Greece’s staggering debt burden—now more than 160% of its yearly economic output—had by spring 2010 driven away the private financial markets that had been financing the country’s borrowing binge. The EU stepped in with rescue loans and put Greece on a fiscal diet. Still the debt mountain grew.

European leaders insisted for more than a year that Greece wouldn’t be allowed to fail and would pay back its creditors; then, last year, it became apparent that the costs of keeping it afloat were too much for the rest of the euro zone to bear.

A first proposal for a debt restructuring, in July, asked private creditors to forsake on average 10% of the face value of their holdings.

As Greece’s finances deteriorated, that plan evaporated.

The restructuring now set to be executed will see Greece chop 53.5% from the face value of around €200 billion in bonds held by private creditors. Greece’s other major creditors include its fellow euro-zone nations, which have lent €53 billion, the International Monetary Fund, which lent €20 billion, and the European Central Bank and national central banks, which bought more than €50 billion of its bonds. None of those borrowings are affected by the restructuring.

Of the €206 billion in total securities in private hands, €177 billion are government bonds issued under the laws of Greece, about €10 billion are bonds issued by state-owned companies and guaranteed by Greece and €18 billion are government bonds issued under the laws of foreign jurisdictions, where Greece’s reach is more limited.

Greece’s laws—changed in February—permit the country to bind all Greek-law holders to the exchange with the consent of two-thirds. That threshold was easily cleared, and Greece said all €177 billion will be forced into the exchange.

Of the foreign-law bonds, 69% agreed to the exchange, as did the bulk of the state-owned-company bonds. Greece said it would give resistant bondholders two weeks to change their minds, but it implied it would play tough.

There are thus around €9 billion of bonds belonging to creditors who may challenge the exchange through courts or arbitration panels. Greece has said repeatedly it doesn’t have the money to pay holdouts, and they face a difficult fight.

Mr.
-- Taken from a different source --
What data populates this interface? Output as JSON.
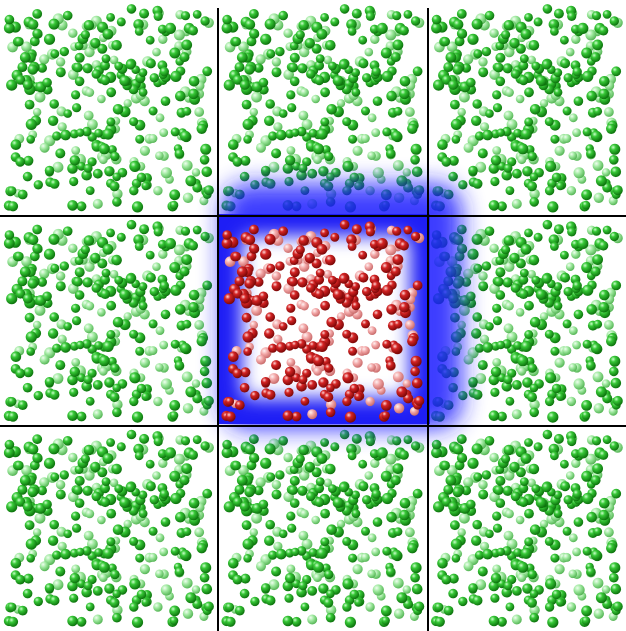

Venizelos, the Greek finance minister, told reporters Friday that holdouts were “naive” in thinking they would be paid in full.

Formally, Greece must consult with its euro-zone rescuers before invoking the collective-action clauses to bind all Greek-law creditors; a teleconference of euro-zone finance ministers was scheduled for 11:30 a.m. London time on Friday.

The decision to use force means conditions will have been met to trigger credit-default swaps, insurance-like contracts that pay off when a creditor suffers losses.

A panel convened by the International Swaps and Derivatives Association, an industry group, is responsible for deciding when the swaps are triggered. The group said early Friday that the panel would meet at 1 p.m. London time.

There are $3.2 billion worth of credit-default swap contracts outstanding, after subtracting offsetting contracts bought and sold by the same firm, according to figures from the Depository Trust & Clearing Corp. Mr. Venizelos called that “an amount that is completely insignificant for the Greek and European economy.”

On Monday, the new Greek bonds will be issued for trading. Bondholders who submit to the swap—or are forced to do so—will get a package of securities including cash or high-quality short-term bonds issued by the euro-zone rescue fund valued at 15% of the face value of whatever they exchange, plus a series of Greek bonds maturing over the next 11 to 30 years valued at 31.5%. Those bonds have already begun trading in a hypothetical “gray market,” said people familiar with the matter.

The new 30-year bond was quoted between 15 and 17 cents, and an 11-year bond at between 20 and 22 cents. Those levels indicate that investors think Greece will still be unlikely to meet all its obligations after the restructuring.